Oct. 12, 2021 — The filling up of the nation’s intensive care unit beds has been headline news for months now. As waves of COVID-19 cascade across the country, hospitals have been pushed to capacity.
You can read headlines about ICU beds being short, but it may be difficult to visualize what that means. What does this mean for patient care? How does it affect staffing? What about staffing?
Here’s a snapshot of the domino effect of a system in crisis.
From Normal to Overflow
To understand the impact of ICUs that are full or over capacity, it’s important to understand what goes on in these vital units of the hospital.
“Prior to the pandemic, ICUs generally cared for patients with respiratory distress, sepsis, strokes, or severe cardiac issues,” explains Rebecca Abraham, a critical care nurse who founded Acute on Chronic, which offers help to patients navigating the health care system. “These are people who are very sick and need constant care.”
Allocation of nurses to these units is generally recommended on a 1-to-1, or sometimes 1-to-2 ratio. These are patients who require specialized equipment not found elsewhere in the hospital, like ventilators, bedside dialysis, specialized heart-catheterization machines, and drains, among other things.
These patients also require multiple lab measurements, often taken hourly, and rapid changes in medications. Abraham says that patients’ conditions can change rapidly and frequently so it is important to keep an eye on them. “But when we have to expand our nurse-to-patient ratio, we cannot monitor patients like we should.”
Today, ICUs are now full of very sick COVID patients, on top of these “normal” critically ill patients, with dire consequences. Abraham says that the ratios had to be increased beyond the standard. “You might have four to six nurses involved with one patient.”
COVID patients often need to be placed face-down by staff, for instance. A full team is required to safely and properly place the patient face-down.
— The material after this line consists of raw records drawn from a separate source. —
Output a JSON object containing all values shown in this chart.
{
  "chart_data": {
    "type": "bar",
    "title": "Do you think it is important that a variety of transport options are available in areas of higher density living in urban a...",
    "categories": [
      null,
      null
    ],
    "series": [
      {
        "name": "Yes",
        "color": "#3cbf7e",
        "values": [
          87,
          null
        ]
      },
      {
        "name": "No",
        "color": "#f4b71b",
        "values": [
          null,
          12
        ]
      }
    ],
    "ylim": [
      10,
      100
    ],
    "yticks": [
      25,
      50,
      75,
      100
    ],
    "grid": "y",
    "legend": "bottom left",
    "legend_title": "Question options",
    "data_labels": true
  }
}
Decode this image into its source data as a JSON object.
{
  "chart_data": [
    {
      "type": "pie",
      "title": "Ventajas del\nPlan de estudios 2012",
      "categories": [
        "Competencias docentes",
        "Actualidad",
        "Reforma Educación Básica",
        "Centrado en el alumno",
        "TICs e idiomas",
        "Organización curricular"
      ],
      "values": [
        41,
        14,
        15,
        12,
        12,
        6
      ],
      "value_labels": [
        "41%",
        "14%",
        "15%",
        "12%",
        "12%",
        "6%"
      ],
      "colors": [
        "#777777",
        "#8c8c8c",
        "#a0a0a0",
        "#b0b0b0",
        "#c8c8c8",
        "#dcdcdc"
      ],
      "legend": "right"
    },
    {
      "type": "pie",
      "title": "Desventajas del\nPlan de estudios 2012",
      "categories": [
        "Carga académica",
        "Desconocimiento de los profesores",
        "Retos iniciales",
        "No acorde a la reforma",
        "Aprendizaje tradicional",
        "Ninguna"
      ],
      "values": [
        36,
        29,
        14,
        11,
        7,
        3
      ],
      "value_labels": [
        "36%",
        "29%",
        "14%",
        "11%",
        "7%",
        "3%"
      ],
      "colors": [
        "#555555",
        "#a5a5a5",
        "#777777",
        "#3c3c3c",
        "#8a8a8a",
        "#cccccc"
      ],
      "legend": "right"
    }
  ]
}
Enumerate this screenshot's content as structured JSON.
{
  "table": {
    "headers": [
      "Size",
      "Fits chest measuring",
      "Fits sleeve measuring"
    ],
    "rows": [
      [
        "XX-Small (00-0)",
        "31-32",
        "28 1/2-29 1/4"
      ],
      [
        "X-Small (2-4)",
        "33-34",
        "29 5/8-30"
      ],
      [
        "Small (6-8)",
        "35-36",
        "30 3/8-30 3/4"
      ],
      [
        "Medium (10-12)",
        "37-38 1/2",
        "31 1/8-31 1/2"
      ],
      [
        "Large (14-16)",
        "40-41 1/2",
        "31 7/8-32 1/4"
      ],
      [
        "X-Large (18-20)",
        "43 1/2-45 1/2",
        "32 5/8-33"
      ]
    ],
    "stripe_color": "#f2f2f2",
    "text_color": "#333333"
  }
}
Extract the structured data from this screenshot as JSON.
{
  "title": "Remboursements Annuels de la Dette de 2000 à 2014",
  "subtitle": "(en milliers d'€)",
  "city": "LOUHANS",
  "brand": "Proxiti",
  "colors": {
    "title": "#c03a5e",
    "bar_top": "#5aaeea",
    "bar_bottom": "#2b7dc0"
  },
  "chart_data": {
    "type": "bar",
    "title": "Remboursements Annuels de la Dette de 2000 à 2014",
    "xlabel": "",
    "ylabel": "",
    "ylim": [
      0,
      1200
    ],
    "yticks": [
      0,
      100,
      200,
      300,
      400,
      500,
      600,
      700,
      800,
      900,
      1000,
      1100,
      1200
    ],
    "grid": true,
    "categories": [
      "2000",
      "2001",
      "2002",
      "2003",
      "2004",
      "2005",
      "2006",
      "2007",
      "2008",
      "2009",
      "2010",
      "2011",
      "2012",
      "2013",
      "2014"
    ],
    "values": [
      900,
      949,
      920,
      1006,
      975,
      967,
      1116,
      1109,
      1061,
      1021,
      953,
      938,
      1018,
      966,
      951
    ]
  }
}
And when sick COVID patients require intubation, nurses, doctors, respiratory therapists, and others must be involved. This takes these staff members from their normal duties and prevents them from performing other essential care activities.
Full ICUs also require that nurses and other personnel who are not specifically trained and certified in critical care step in. Abraham says that these nurses still take care of patients. “When a patient crashes and the nurses aren’t trained for that, quality of care suffers.”
Where ICUs once had an admitting nurse available and a place for a new patient, now that would be a luxury, says Megan Brunson, a critical care nurse at Medical City Dallas Hospital who spoke on behalf of the American Association of Critical-Care Nurses. She admits that everyone hopes to not be admitted on their shifts.
There was already a nursing shortage before the pandemic, and the strain that packed ICUs is putting on health care is only making the problem worse.
Brunson says the crush of COVID has reached a national crisis.
“More important than the conversation surrounding how many beds are available is how many nurses we have,” she says.
Abraham agrees. “Care suffers as ICUs become busier and more stretched,” she said. “That’s not what nurses want, or why they got into the field.”
A survey by health care staffing company Vivian in April found that 43% of nurses were considering quitting during the pandemic, including 48% of ICU nurses.
It’s not just nurses. It’s not just nurses who are considering quitting the profession. An April study published in JAMA Network Open found that 21% of all health care workers “moderately or very seriously” considered leaving the workforce, and 30% considered cutting their hours.
Beyond the ICU
As ICUs fill up, the effect multiplies throughout the entire hospital. Brunson says, “One thing that nobody is talking about it is the fact our supply closets have been wiped out.” “We are trying to solve that.” We’re also still rationing PPE [personal protective equipment], after all this time.”
Every 4 hours, says Brunson, staff at her hospital huddle to determine where to send resources. She explains that in a triage situation there is only so much one can do with the resources available. “We can only take care of the priority needs.”
Abraham says that often today, emergency rooms must hold critically ill patients. She says, “Emergency care does not stop for that.” Patients are still coming in. There’s less monitoring, less titration [adjusting meds], and in some cases, sending ambulances to other hospitals.”
The bottom line, according to Abraham, is that full ICUs require that hospitals bypass all their standard procedures.
“That’s never a good thing because it leads to delays in care,” she says. “Critically ill patients go to floors without specialized staff, and mistakes can happen.”
On top of it all, nurses and other personnel are burned out.
“Nurses are quitting or moving to less stressful settings,” says Brunson. “Many are becoming traveling nurses because they can make a ton of money in a short period of time and then take a break.”
Brunson says that to her mind, the most important thing is having the right nurse for the right patient. She says, “I am on an adult unit, but had to call in a pediatric nurse yesterday.” “She was a quick learn, but she’s still limited by her training.”
In spite of it all, both Abraham and Brunson hold out hope for a brighter future in the nation’s hospitals.
“I’m holding my breath, but I’m optimistic,” says Brunson. “I have hope for 3 years down the road, but we need to crank out new nurses for the system, people to get vaccinated, and a long-term strategy.”